Après plusieurs années de tolérance informelle, la police nationale a lancé une opération de réquisition des véhicules à volant à droite, à compter du mercredi 28 mai. Une décision qui relance une mesure ancienne mais jusqu’ici peu appliquée, et qui suscite de nombreuses réactions dans les rangs des conducteurs.L’information, qui circulait depuis quelques jours, a été confirmée par plusieurs sources, notamment par le syndicat des chauffeurs Usukani wa Massiwa, à l’origine de la relance de cette interdiction. Son porte-parole, Moustoifa Hamid, explique que cette démarche vise à faire respecter le code de la route comorien et à renforcer la sécurité routière.
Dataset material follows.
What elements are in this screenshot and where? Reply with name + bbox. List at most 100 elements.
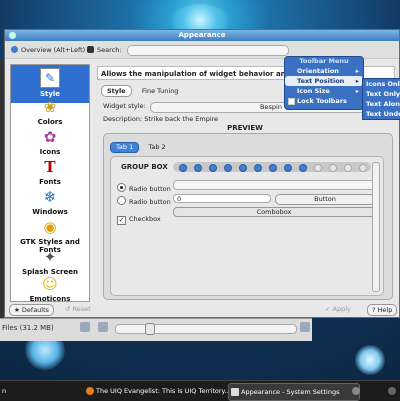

«Le code stipule clairement que les véhicules doivent être équipés de volants à gauche », affirme-t-il. L’article 249 du code de la route, promulgué en 2020, interdit en effet la circulation des véhicules à volant droit. Cette interdiction fait suite à un arrêté datant de 2018 qui prohibait déjà leur dédouanement. Pourtant, des voitures à volant à droite continuent d’être immatriculées sous des plaques récentes (CA, CB, CE), comme le fait remarquer l’Inspecteur Charbon Halifa Madihali, chargé des opérations routières à la Police nationale. Une situation qui interroge sur le fonctionnement des services de douane, de la police et des travaux publics. Selon l’Inspecteur, plusieurs usagers contournent la législation en faisant passer les voitures à la douane avec des volants temporairement repositionnés à gauche, avant de les remettre à droite une fois dédouanées.
Le désarroi des conducteurs
«Les procès-verbaux d’enquête le confirment. Certains mécaniciens repositionnent les volants à droite pour des montants allant de 50 000 à 100 000 francs comoriens», précise-t-il. À ce jour, 21 véhicules ont déjà été immobilisés. La Police appelle désormais l’État à prendre ses responsabilités. «Le ministère des Transports, le trésor public et même la présidence doivent se pencher sur cette tromperie organisée. Les contrôles vont se poursuivre indéfiniment, mais nous attendons des sanctions claires de l’État », affirme Charbon Halifa.
Face à cette décision, les conducteurs concernés expriment leur désarroi. Abdoulanzize Said, chauffeur de Vitz (un modèle de la marque Toyota très utilisé dans le transport en commun urbain), s’insurge contre une mesure qu’il juge précipitée et lourde de conséquences économiques. «On aurait dû nous prévenir. Beaucoup vont perdre leur emploi malgré les dettes qu’ils ont contractées pour acheter leur véhicule. Le coût de repositionner le volant est d’environ 200 000 francs, ce n’est pas supportable pour tout le monde», déplore-t-il.Même s’il reconnaît la nécessité de normes de sécurité et d’uniformisation du sens de la circulation, ce chauffeur estime que l’État aurait dû mieux anticiper les impacts sociaux de cette décision. En attendant une position officielle du gouvernement, les contrôles continuent, et l’avenir des véhicules à volant à droite en circulation reste incertain.